Especially the life of a young person is a powerful example. The world might concede that, after all, if you
have grown up in a Christian faith for fifty years, they would expect to see something
different about you when you reach your fiftieth or sixtieth birthday. After all, when you get a little older you settle
down, and a little religion comes to you when you begin to think about death. So, that old people have faith, as far as the
world is concerned, is, well, I suppose, to be expected.
But young people? When the whole world
is before you? With a youthful body filled
with hormones and testosterones? When they
see your life as a young person conformed to the Word of God, what a powerful example! When they see that you do not use the language of
the world, your aspirations are not that of the world, your commitment is to Jesus Christ
and to His church, that is a powerful example.
Young people, it is a powerful example to the world.
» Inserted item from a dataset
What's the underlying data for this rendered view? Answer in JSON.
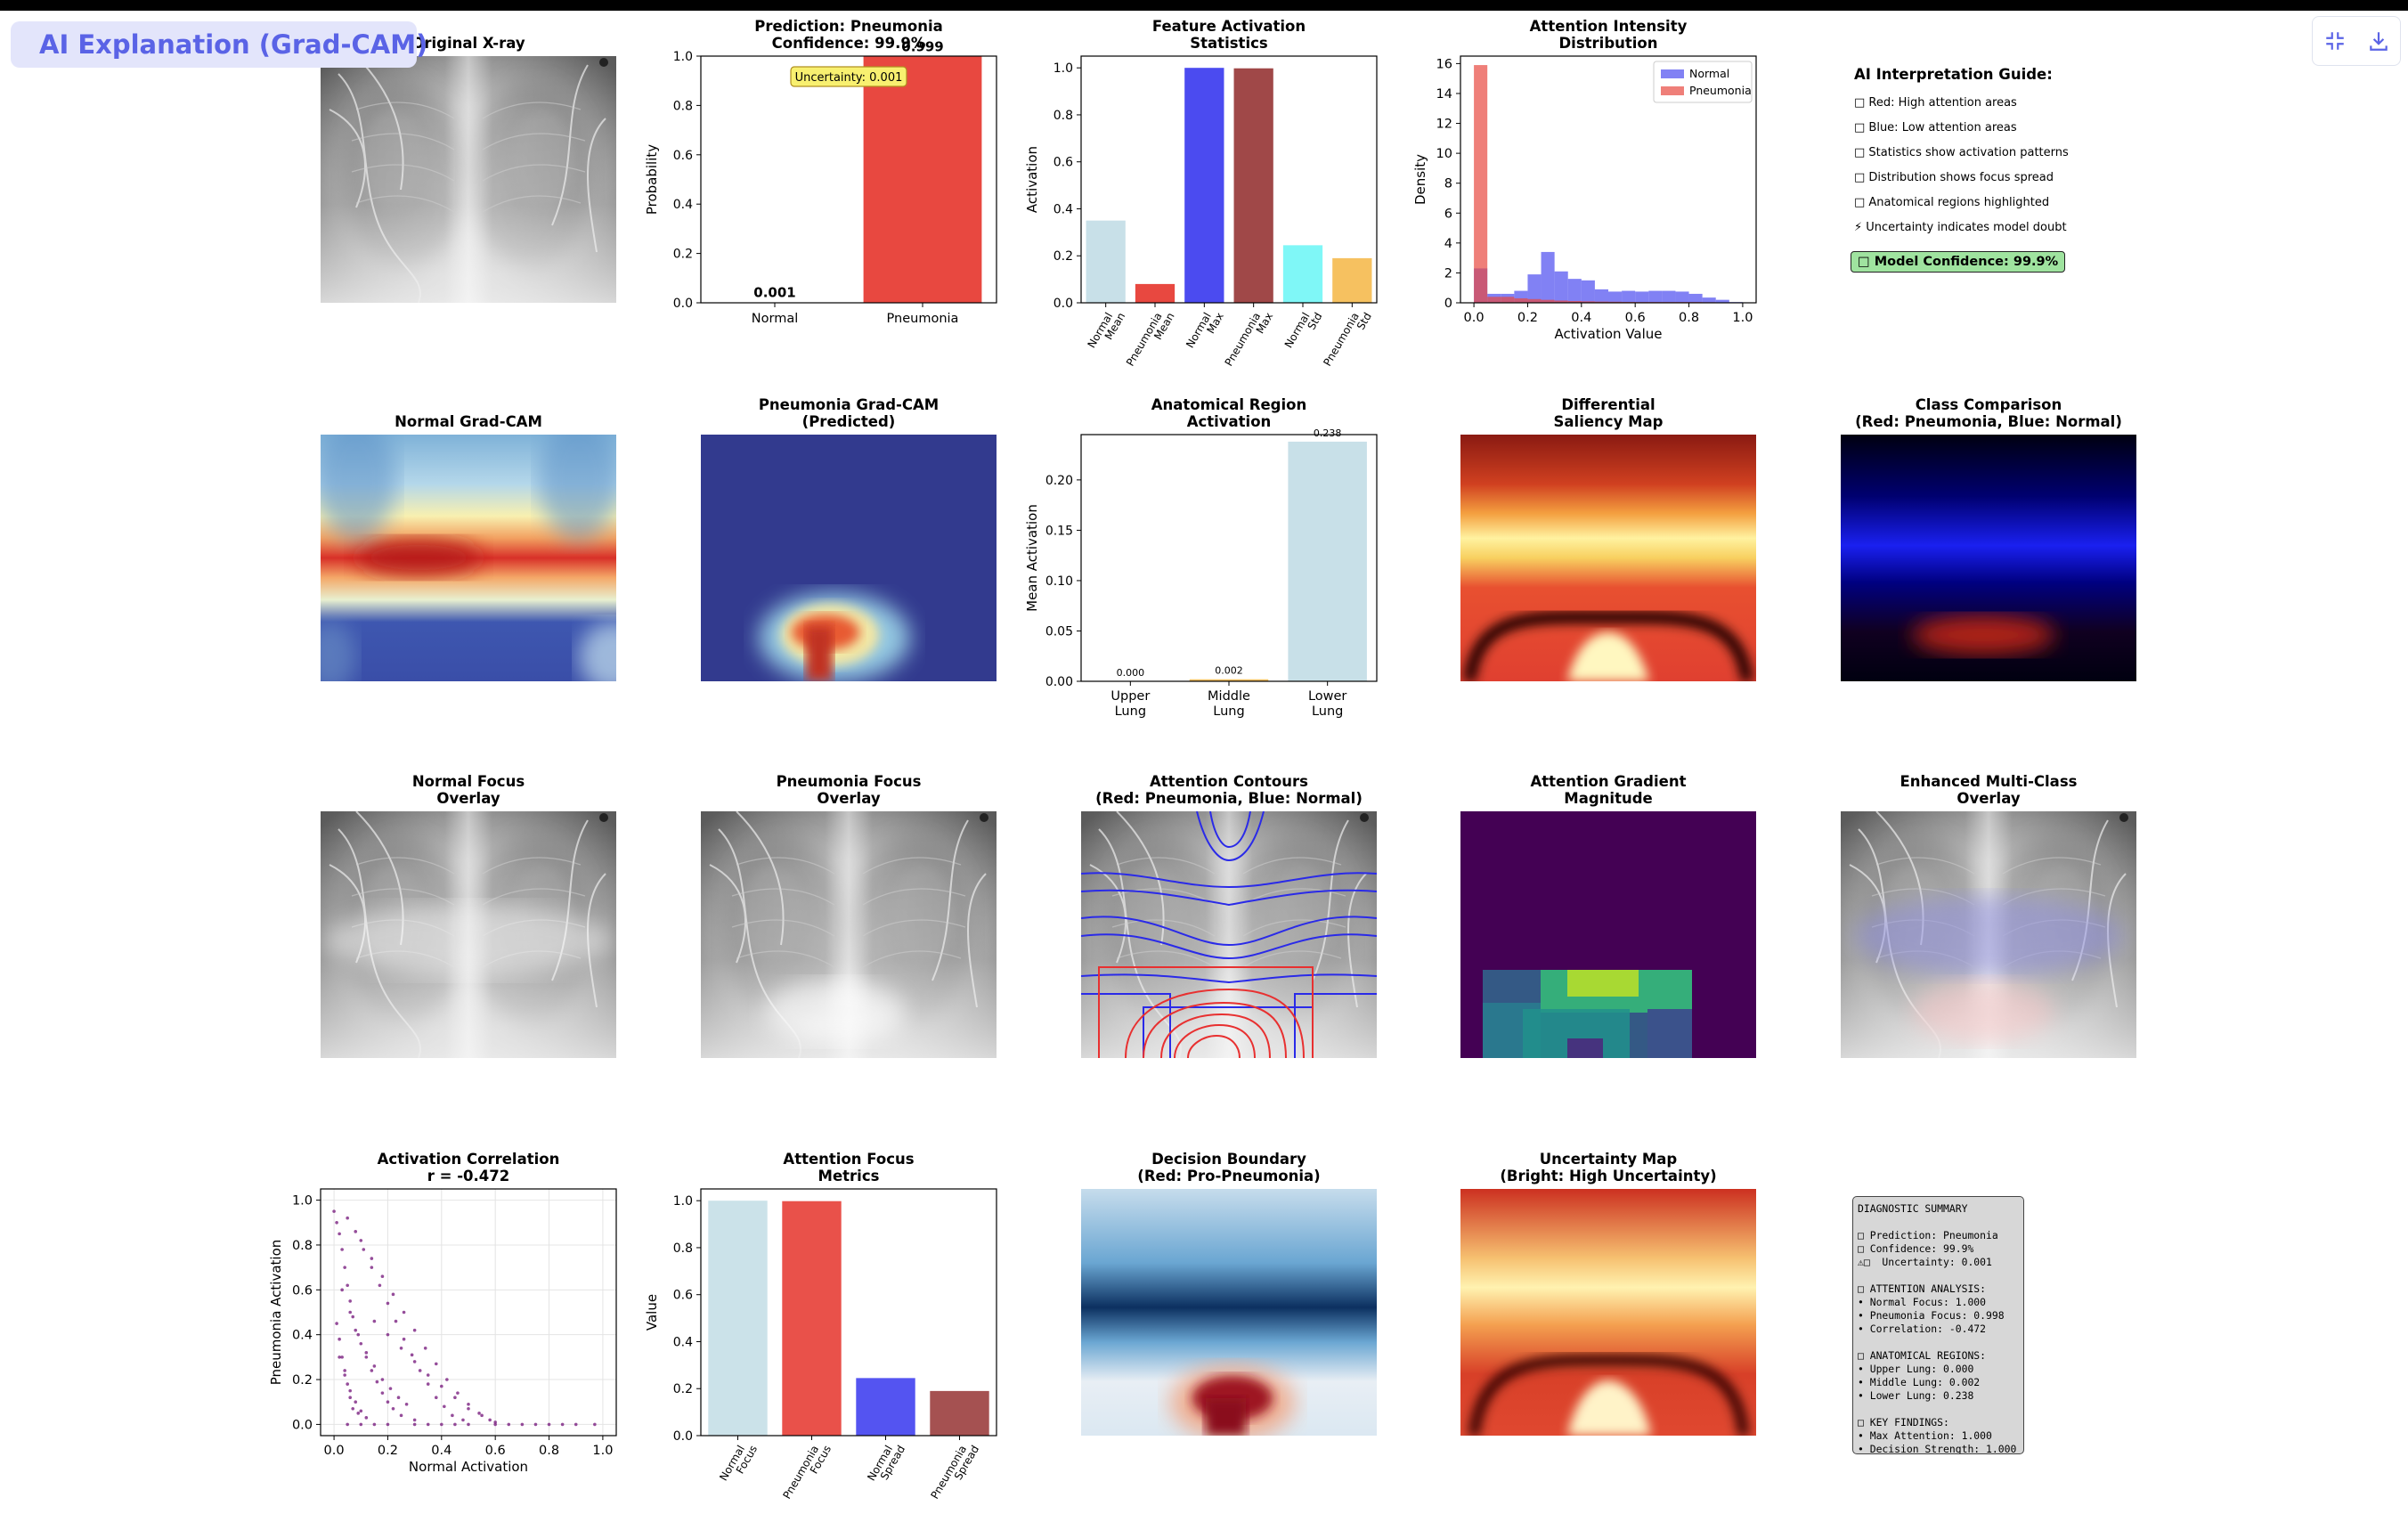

But it is also a powerful example to the children of the church. Do you think about that? Little boys and little girls want to follow an
example. In the world, the examples for young
boys are taken from sports and from entertainment and from music, from those who are
crazed in this world cocaine addicts, alcoholic wife-beaters. Who will serve as examples to the children of the
church? You must. Does God say of you, as a young person, Have
you considered my servant?
You see, we are examples of something. We
cannot help but be examples of something. Now,
by the grace of God, God has come with the power of His grace. And now in Christ Jesus we are so to live that the
world may take note that we have been with Jesus. This
is the purpose of our salvation. And this is
possible by grace and grace alone.
Have you considered my servant __________ (put your name there)? Does God call Satan and all who would ridicule His
Word and truth to witness of the truth of His gospel as it is seen in your life?
Let us humble ourselves before God. Let
us be resolved by the grace of God to look to Him for strength. And may He create in us this desire, that our life
is the life of a holy, consistent example of the light of the glorious gospel of Jesus
Christ.
Let us pray.
Father, we thank Thee for the Word of God. Work
it in our souls through Jesus Christ, we pray, Amen.